Geschrieben am 07-06-2010

Essen (ots) - Woher kommt der Höhenflug von Joachim Gauck? Und hat
Gabriels Kandidat eine Chance aufs höchste Amt im Staat? Erstens: Die
Bevölkerung ist das Parteiengeschacher leid. Es werden zwar kaum
Stimmen laut gegen Wulff, aber auch kaum solche für ihn. Er wird
allmählich zum Opfer dieser Stimmung. Wulff ist der Partei-Kandidat,
Gauck der Über-Partei-Repräsentant. Zum Anti-Parteienmann lässt Gauck
sich klugerweise nicht machen. Kurz: Wulffs Kandidatur hat etwas
Rückwärtsgewandtes, Gauck erscheint als der Zeitgemäßere. Zweitens:
Auffällig viele Liberale, beileibe nicht nur aus den ostdeutschen
Ländern, gehen auf Distanz zu Wulff. Der ist zwar der schwarz-gelbe,
aber nicht der liberale Kandidat. Das ist nur scheinbar ein
Widerspruch. Wulff repräsentiert eine Koalition, in der die Liberalen
nichts mehr zu sagen haben. Wenn sich nun Liberale für Gauck
aussprechen oder sich kritisch über die Berliner Entscheidung äußern,
dann steht zweierlei dahinter: Kritik an der Quasi-Alleinherrscherin
Merkel, die der FDP den Raum nimmt, und Kritik am eigenen
Vorsitzenden, der sich und seine Partei so offensichtlich der
CDU-Kanzlerin auslieferte. Drittens: der Überraschungs-Faktor. Viele
Menschen hätten SPD und Grünen eine derartige Souveränität in
Personalfragen wohl nicht zugetraut. Eine Souveränität, die sie eher
von der Kanzlerin erwarteten. Das zahlt sich schon jetzt aus für die
SPD und ihren Vorsitzenden. Selbst wenn Gauck die Wahl verliert, wird
er kein Verlierer sein, ebenso wenig wie jene, die ihn nominierten.

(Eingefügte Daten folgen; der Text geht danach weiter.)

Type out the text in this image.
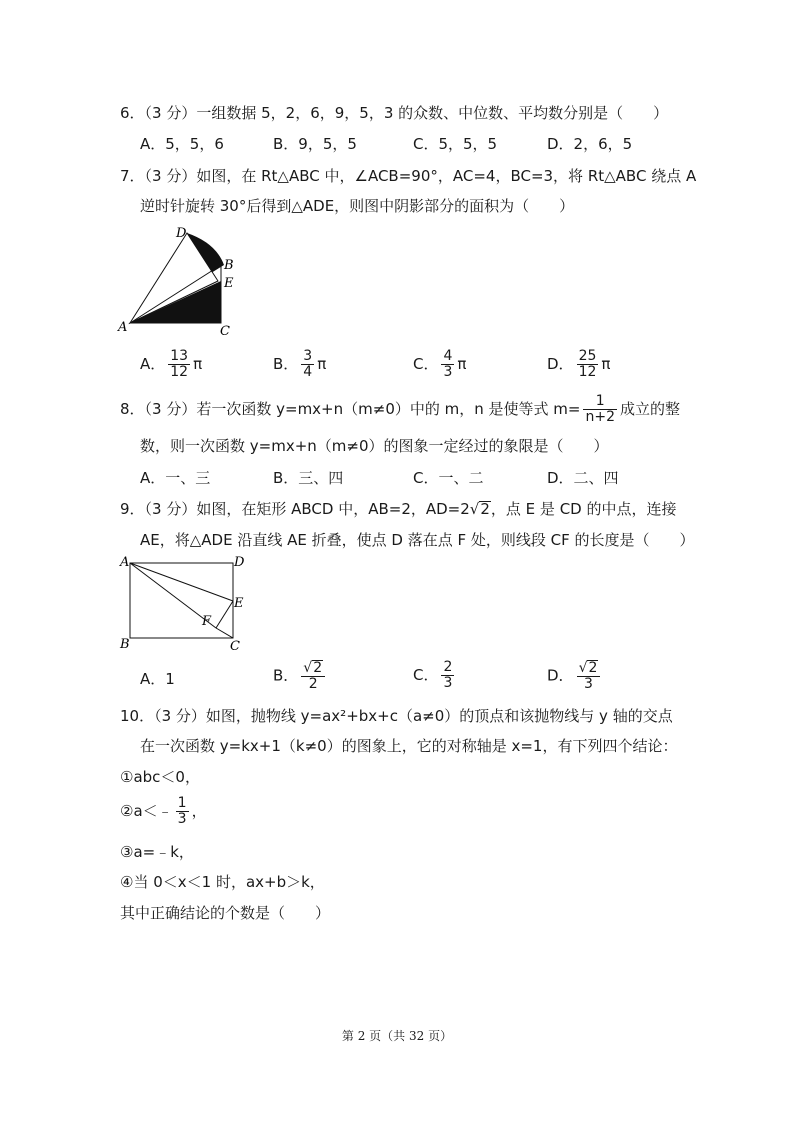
6．（3 分）一组数据 5，2，6，9，5，3 的众数、中位数、平均数分别是（　　）
A．5，5，6	B．9，5，5	C．5，5，5	D．2，6，5
7．（3 分）如图，在 Rt△ABC 中，∠ACB=90°，AC=4，BC=3，将 Rt△ABC 绕点 A
逆时针旋转 30°后得到△ADE，则图中阴影部分的面积为（　　）
D
B
E
A	C
A． $\frac{13}{12}$ π	B． $\frac{3}{4}$ π	C． $\frac{4}{3}$ π	D． $\frac{25}{12}$ π
8．（3 分）若一次函数 y=mx+n（m≠0）中的 m，n 是使等式 $m= \frac{1}{n+2}$ 成立的整
数，则一次函数 y=mx+n（m≠0）的图象一定经过的象限是（　　）
A．一、三	B．三、四	C．一、二	D．二、四
9．（3 分）如图，在矩形 ABCD 中，AB=2，AD=2√2，点 E 是 CD 的中点，连接
AE，将△ADE 沿直线 AE 折叠，使点 D 落在点 F 处，则线段 CF 的长度是（　　）
A	D
E
F
B	C
A．1	B． $\frac{√2}{2}$	C． $\frac{2}{3}$	D． $\frac{√2}{3}$
10．（3 分）如图，抛物线 y=ax²+bx+c（a≠0）的顶点和该抛物线与 y 轴的交点
在一次函数 y=kx+1（k≠0）的图象上，它的对称轴是 x=1，有下列四个结论：
①abc＜0，
②a＜﹣ $\frac{1}{3}$ ，
③a=﹣k，
④当 0＜x＜1 时，ax+b＞k，
其中正确结论的个数是（　　）
第 2 页（共 32 页）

Viertens: Die wohlmeinenden Stimmen konservativer Politiker wie
Bayerns Seehofer und konservativer Medien wie der "Welt" sind
keineswegs so überraschend. Gauck ist nicht links, er ist
konservativ. Und liberal. Er ist ein glasklarer Antikommunist, nennt
die Linkspartei reaktionär. Und er ist ein überzeugter Liberaler.

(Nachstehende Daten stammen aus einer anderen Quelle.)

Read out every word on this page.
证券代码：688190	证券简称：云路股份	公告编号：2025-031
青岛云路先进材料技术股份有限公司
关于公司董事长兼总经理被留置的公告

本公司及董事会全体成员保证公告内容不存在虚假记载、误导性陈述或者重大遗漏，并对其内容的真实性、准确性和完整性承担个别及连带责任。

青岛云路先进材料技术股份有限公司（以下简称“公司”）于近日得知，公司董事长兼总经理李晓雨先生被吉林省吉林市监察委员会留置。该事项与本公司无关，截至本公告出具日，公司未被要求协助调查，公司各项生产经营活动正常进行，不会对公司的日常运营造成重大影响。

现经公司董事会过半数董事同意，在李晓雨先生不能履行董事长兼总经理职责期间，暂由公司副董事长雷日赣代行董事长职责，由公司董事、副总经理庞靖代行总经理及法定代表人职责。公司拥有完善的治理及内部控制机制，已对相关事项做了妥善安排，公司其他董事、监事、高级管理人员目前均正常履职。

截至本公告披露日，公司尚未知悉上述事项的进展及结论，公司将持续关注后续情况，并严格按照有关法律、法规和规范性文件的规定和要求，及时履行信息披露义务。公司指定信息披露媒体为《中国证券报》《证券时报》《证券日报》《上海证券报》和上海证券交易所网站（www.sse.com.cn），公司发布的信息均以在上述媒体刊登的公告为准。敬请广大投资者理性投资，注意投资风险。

Wenn Gauck über Freiheit spricht, dann vor allem die Freiheit vom
Staat. Wenn überzeugte Linke von Freiheit reden, dann von der zum
Staat. Den Sozialstaat dekliniert Gauck sogar obrigkeitsstaatlich
durch. "Wir stellen uns nicht gern die Frage, ob Solidarität und
Fürsorglichkeit nicht auch dazu beitragen, uns erschlaffen zu
lassen." Oder: ". . . noch bewegt sich Politik in
den Bahnen paternalistischen Verteilens", gegen den Gauck die
Notwendigkeit für einen "eisernen Willen, eine bislang noch
gefürchtete Entschlusskraft" stellt. Es sind sehr konservative, sehr
liberale, kurz: neoliberale Sätze. Sätze, die Merkel auf dem
Leipziger Parteitag aussprach, von denen, inzwischen wieder nach
links in die Mitte gerückt, sie nichts mehr wissen will. Konsequent
ist da nur das Lob für Schröders Agenda-Politik. ("Solche Versuche
mit Mut brauchen wir heute wieder.") Fünftens: Gauck beschäftigt die
Fantasie. Vor allem jene, das Establishment, also hier: Merkel,
scheitern zu sehen. Dazwischen liegen freilich 180 Stimmen auf der
Bundesversammlung. Es wäre ein Wunder. Menschen lieben Wunder.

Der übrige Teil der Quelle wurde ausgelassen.